If you don’t want to do it, who does? 

A downtown retail store owner told me she closes at 5 pm because she hates to stay later. She gets to work at 8 am most days, and so at 5 pm she’s ready to go home. She doesn’t like to delegate at all, she told me, and she wouldn’t ask anyone to do anything she doesn’t want to do.

It feels like a good principle, that you wouldn’t ask anyone to do something you don’t want to do yourself. But it’s a trap.

If you can’t ever ask anyone to do anything you don’t want to do yourself, you’ll never get any better or any bigger than you are today.

And we’ve arrived at the flaw in this logic. You’re assuming that everyone is exactly like you, likes the same things as you, and wants to work just the same way as you want to work. You’re saying no one could want to work evenings because you don’t want to.

When I put it like that, you probably can see the flaw. You know that people are different. You serve all kinds of people all day long, so you know customers are all different. Your staff are different, too, and some would actually prefer to work evenings because it suits their schedule and life better. Not to mention the terrific potential staff people you’ll never meet and never hire if you don’t start looking for them. They are different from you.

This principle you hold on to, that you have to do everything yourself, personally, every time, is a trap. You can’t grow like that.

L.L. Bean didn’t reach $1.5 billion in sales by Leon Bean handling every single thing himself, personally, every time. Sure, he started like that in his small town, but somewhere down the line he learned to delegate.

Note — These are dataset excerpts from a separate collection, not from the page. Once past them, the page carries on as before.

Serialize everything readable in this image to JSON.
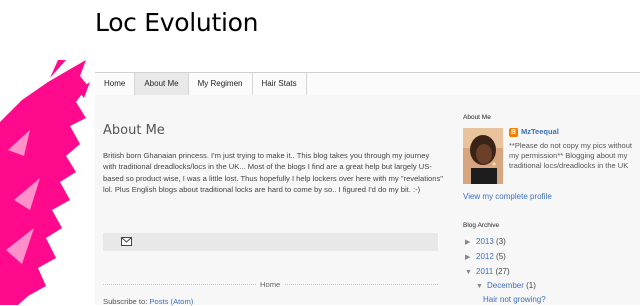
{
  "blog": {
    "title": "Loc Evolution"
  },
  "tabs": [
    {
      "label": "Home",
      "selected": false
    },
    {
      "label": "About Me",
      "selected": true
    },
    {
      "label": "My Regimen",
      "selected": false
    },
    {
      "label": "Hair Stats",
      "selected": false
    }
  ],
  "post": {
    "title": "About Me",
    "body": "British born Ghanaian princess. I'm just trying to make it.. This blog takes you through my journey with traditional dreadlocks/locs in the UK... Most of the blogs I find are a great help but largely US-based so product wise, I was a little lost. Thus hopefully I help lockers over here with my \"revelations\" lol. Plus English blogs about traditional locks are hard to come by so.. I figured I'd do my bit. :-)",
    "email_icon": "email-icon"
  },
  "navigation": {
    "home_label": "Home"
  },
  "subscribe": {
    "prefix": "Subscribe to:",
    "link": "Posts (Atom)"
  },
  "sidebar": {
    "about": {
      "title": "About Me",
      "name": "MzTeequal",
      "description": "**Please do not copy my pics without my permission** Blogging about my traditional locs/dreadlocks in the UK",
      "profile_link": "View my complete profile"
    },
    "archive": {
      "title": "Blog Archive",
      "years": [
        {
          "year": "2013",
          "count": "(3)",
          "expanded": false
        },
        {
          "year": "2012",
          "count": "(5)",
          "expanded": false
        },
        {
          "year": "2011",
          "count": "(27)",
          "expanded": true
        }
      ],
      "month": {
        "name": "December",
        "count": "(1)"
      },
      "post_link": "Hair not growing?"
    }
  },
  "colors": {
    "accent_link": "#3b6fc0",
    "splash_pink": "#ff0a8c",
    "blogger_orange": "#f57d00"
  }
}
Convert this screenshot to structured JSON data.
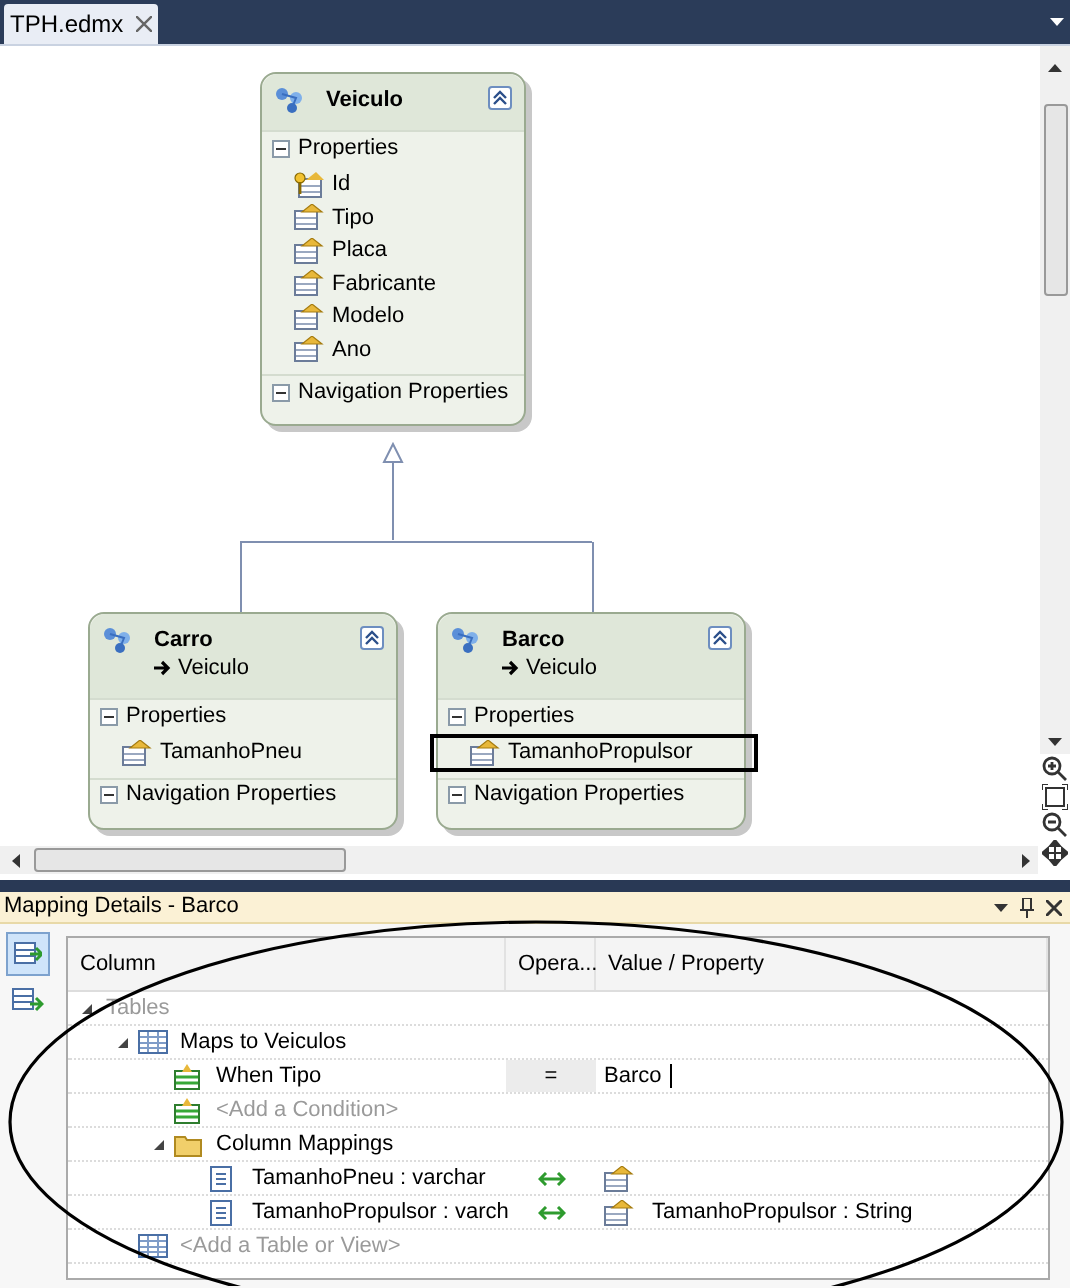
{
  "tab": {
    "label": "TPH.edmx",
    "selected": true
  },
  "entities": [
    {
      "name": "Veiculo",
      "sections": [
        {
          "label": "Properties",
          "expanded": true,
          "items": [
            {
              "name": "Id",
              "key": true,
              "highlighted": false
            },
            {
              "name": "Tipo",
              "key": false,
              "highlighted": false
            },
            {
              "name": "Placa",
              "key": false,
              "highlighted": false
            },
            {
              "name": "Fabricante",
              "key": false,
              "highlighted": false
            },
            {
              "name": "Modelo",
              "key": false,
              "highlighted": false
            },
            {
              "name": "Ano",
              "key": false,
              "highlighted": false
            }
          ]
        },
        {
          "label": "Navigation Properties",
          "expanded": true
        }
      ]
    },
    {
      "name": "Carro",
      "base": "Veiculo",
      "sections": [
        {
          "label": "Properties",
          "expanded": true,
          "items": [
            {
              "name": "TamanhoPneu",
              "key": false,
              "highlighted": false
            }
          ]
        },
        {
          "label": "Navigation Properties",
          "expanded": true
        }
      ]
    },
    {
      "name": "Barco",
      "base": "Veiculo",
      "sections": [
        {
          "label": "Properties",
          "expanded": true,
          "items": [
            {
              "name": "TamanhoPropulsor",
              "key": false,
              "highlighted": true
            }
          ]
        },
        {
          "label": "Navigation Properties",
          "expanded": true
        }
      ]
    }
  ],
  "mapping": {
    "title": "Mapping Details - Barco",
    "columns": [
      "Column",
      "Opera...",
      "Value / Property"
    ],
    "rows": [
      {
        "kind": "group",
        "label": "Tables",
        "expanded": true,
        "children": [
          {
            "kind": "table",
            "label": "Maps to Veiculos",
            "expanded": true,
            "children": [
              {
                "kind": "condition",
                "label": "When Tipo",
                "operator": "=",
                "value": "Barco"
              },
              {
                "kind": "add-condition",
                "label": "<Add a Condition>"
              },
              {
                "kind": "folder",
                "label": "Column Mappings",
                "expanded": true,
                "children": [
                  {
                    "kind": "mapping",
                    "label": "TamanhoPneu : varchar"
                  },
                  {
                    "kind": "mapping",
                    "label": "TamanhoPropulsor : varch",
                    "value": "TamanhoPropulsor : String"
                  }
                ]
              }
            ]
          },
          {
            "kind": "add-table",
            "label": "<Add a Table or View>"
          }
        ]
      }
    ]
  }
}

I’m not saying give up your principle. I’m saying correct it. Instead of never asking anyone to do anything you don’t WANT to do, the correct principle is never ask anyone to do something you WOULDN’T be WILLING do. There’s a difference between what you want to do and what you are willing to do if necessary for your business.

My store didn’t reach our modest size by me handling every single thing myself, personally, every time. We have a terrific team of people who are on the front lines. I’m grateful that they choose to serve our customers every day. But I’m willing to step in and work the front counter or back room along with them, if required.

And that retail store owner who told me she doesn’t like to delegate at all is already improving. In fact, in the same conversation, she told me she is working with another business to put a mini-version of her store inside of their store in a neighboring town. That’s a big step toward delegating. Now she has to bring that new-found ability to her main store and extend her hours.

If you struggle with this, here is your assignment. Right now, get out a pen and paper. I’m serious. Stop right now and get a pen and paper. Write this down BY HAND:
My organization is stronger because I trust people to help me. Together, we’re better at serving customers. 

Post that where you’ll see it. Put it in your wallet or inside the back door of your store.  Come back in 3 weeks and let us know how it went. 

Keep shaping the future of your community,

PS –  A few news items to help you shape your small town.

1. More entrepreneurs are buying existing businesses rather than starting up a new business. Potentially important for small towns where it can be tough to find a new owner for an existing business.

2. I found another great example of big city folks excited about small town tourism: Washingtonian Magazine did a big feature on small towns

3. Your fellow reader Jerry Johnson has a great idea for putting planters in your downtown. Try livestock watering troughs as planters. Easy to buy, easy to move if needed. Line a sidewalk, divide the center median, or define a new seating area. Cool idea!